EMS ran workshops, masterclasses, and research projects engaging students and researchers from Royal College of Music, Stockholm, Stockholm University, KTH Royal Institute of Technology, Uppsala University, Lund University, Göteborg University, Konstfack, Syracuse University, Royal Conservatoire of The Hague, Juilliard School, Berklee College of Music, and University of California, Berkeley. Research themes intersected with groups at MIT Media Lab, Stanford CCRMA, IRCAM, CNMAT, Fraunhofer IIS, and MAX MSP communities, and addressed practices documented at Google Arts & Culture initiatives. EMS educational outreach included collaborations with Stockholm Musik och Teaterhögskolan, Svenska Institutet, and youth programs funded by Swedish National Board of Health and Welfare cultural grants.

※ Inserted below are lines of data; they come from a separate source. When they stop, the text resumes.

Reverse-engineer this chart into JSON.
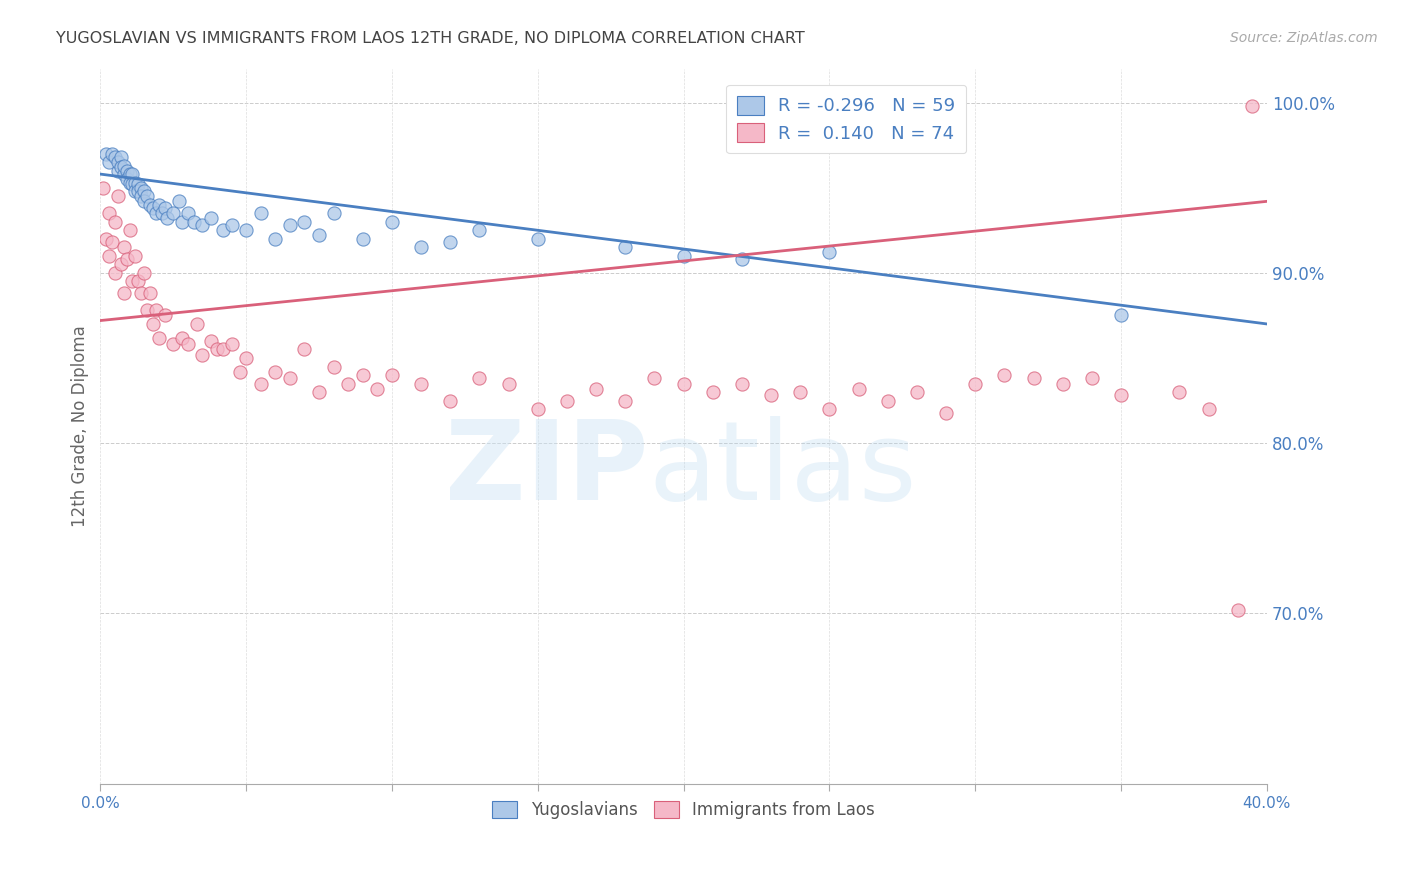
{
  "title": "YUGOSLAVIAN VS IMMIGRANTS FROM LAOS 12TH GRADE, NO DIPLOMA CORRELATION CHART",
  "source": "Source: ZipAtlas.com",
  "ylabel": "12th Grade, No Diploma",
  "right_yticks": [
    "100.0%",
    "90.0%",
    "80.0%",
    "70.0%"
  ],
  "right_ytick_vals": [
    1.0,
    0.9,
    0.8,
    0.7
  ],
  "legend_label1": "R = -0.296   N = 59",
  "legend_label2": "R =  0.140   N = 74",
  "legend_color1": "#adc8e8",
  "legend_color2": "#f5b8c8",
  "dot_color1": "#adc8e8",
  "dot_color2": "#f5b8c8",
  "line_color1": "#4a7fc1",
  "line_color2": "#d9607a",
  "yug_x": [
    0.002,
    0.003,
    0.004,
    0.005,
    0.006,
    0.006,
    0.007,
    0.007,
    0.008,
    0.008,
    0.009,
    0.009,
    0.01,
    0.01,
    0.011,
    0.011,
    0.012,
    0.012,
    0.013,
    0.013,
    0.014,
    0.014,
    0.015,
    0.015,
    0.016,
    0.017,
    0.018,
    0.019,
    0.02,
    0.021,
    0.022,
    0.023,
    0.025,
    0.027,
    0.028,
    0.03,
    0.032,
    0.035,
    0.038,
    0.042,
    0.045,
    0.05,
    0.055,
    0.06,
    0.065,
    0.07,
    0.075,
    0.08,
    0.09,
    0.1,
    0.11,
    0.12,
    0.13,
    0.15,
    0.18,
    0.2,
    0.22,
    0.25,
    0.35
  ],
  "yug_y": [
    0.97,
    0.965,
    0.97,
    0.968,
    0.96,
    0.965,
    0.968,
    0.962,
    0.958,
    0.963,
    0.96,
    0.955,
    0.958,
    0.953,
    0.958,
    0.952,
    0.953,
    0.948,
    0.952,
    0.948,
    0.95,
    0.945,
    0.948,
    0.942,
    0.945,
    0.94,
    0.938,
    0.935,
    0.94,
    0.935,
    0.938,
    0.932,
    0.935,
    0.942,
    0.93,
    0.935,
    0.93,
    0.928,
    0.932,
    0.925,
    0.928,
    0.925,
    0.935,
    0.92,
    0.928,
    0.93,
    0.922,
    0.935,
    0.92,
    0.93,
    0.915,
    0.918,
    0.925,
    0.92,
    0.915,
    0.91,
    0.908,
    0.912,
    0.875
  ],
  "laos_x": [
    0.001,
    0.002,
    0.003,
    0.003,
    0.004,
    0.005,
    0.005,
    0.006,
    0.007,
    0.008,
    0.008,
    0.009,
    0.01,
    0.011,
    0.012,
    0.013,
    0.014,
    0.015,
    0.016,
    0.017,
    0.018,
    0.019,
    0.02,
    0.022,
    0.025,
    0.028,
    0.03,
    0.033,
    0.035,
    0.038,
    0.04,
    0.042,
    0.045,
    0.048,
    0.05,
    0.055,
    0.06,
    0.065,
    0.07,
    0.075,
    0.08,
    0.085,
    0.09,
    0.095,
    0.1,
    0.11,
    0.12,
    0.13,
    0.14,
    0.15,
    0.16,
    0.17,
    0.18,
    0.19,
    0.2,
    0.21,
    0.22,
    0.23,
    0.24,
    0.25,
    0.26,
    0.27,
    0.28,
    0.29,
    0.3,
    0.31,
    0.32,
    0.33,
    0.34,
    0.35,
    0.37,
    0.38,
    0.39,
    0.395
  ],
  "laos_y": [
    0.95,
    0.92,
    0.935,
    0.91,
    0.918,
    0.93,
    0.9,
    0.945,
    0.905,
    0.915,
    0.888,
    0.908,
    0.925,
    0.895,
    0.91,
    0.895,
    0.888,
    0.9,
    0.878,
    0.888,
    0.87,
    0.878,
    0.862,
    0.875,
    0.858,
    0.862,
    0.858,
    0.87,
    0.852,
    0.86,
    0.855,
    0.855,
    0.858,
    0.842,
    0.85,
    0.835,
    0.842,
    0.838,
    0.855,
    0.83,
    0.845,
    0.835,
    0.84,
    0.832,
    0.84,
    0.835,
    0.825,
    0.838,
    0.835,
    0.82,
    0.825,
    0.832,
    0.825,
    0.838,
    0.835,
    0.83,
    0.835,
    0.828,
    0.83,
    0.82,
    0.832,
    0.825,
    0.83,
    0.818,
    0.835,
    0.84,
    0.838,
    0.835,
    0.838,
    0.828,
    0.83,
    0.82,
    0.702,
    0.998
  ],
  "xlim": [
    0.0,
    0.4
  ],
  "ylim": [
    0.6,
    1.02
  ],
  "yug_trend_x": [
    0.0,
    0.4
  ],
  "yug_trend_y": [
    0.958,
    0.87
  ],
  "laos_trend_x": [
    0.0,
    0.4
  ],
  "laos_trend_y": [
    0.872,
    0.942
  ]
}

EMS influenced instrument builders, composers, and institutions across Europe and beyond, informing practices at IRCAM, BBC Radiophonic Workshop, WDR studios, NHK, NRK, and Danish Radio. Its legacy appears in pedagogies at Royal College of Music, London, Conservatoire de Paris, Juilliard, and electronic labels such as Warp Records, Touch, Mille Plateaux, and Sub Rosa. EMS-related materials are preserved in archives alongside holdings at National Library of Sweden, Swedish Performing Arts Agency, Musik- och teaterbiblioteket, and international repositories including British Library Sound Archive and German National Library. The studio’s influence continues in contemporary festivals, research networks, and commercial instrument design paradigms led by Moog Music, Elektron, Korg, Roland, and boutique builders, sustaining a lineage connecting historical tape practices to current digital signal processing and live-electronics performance traditions exemplified by artists and institutions worldwide.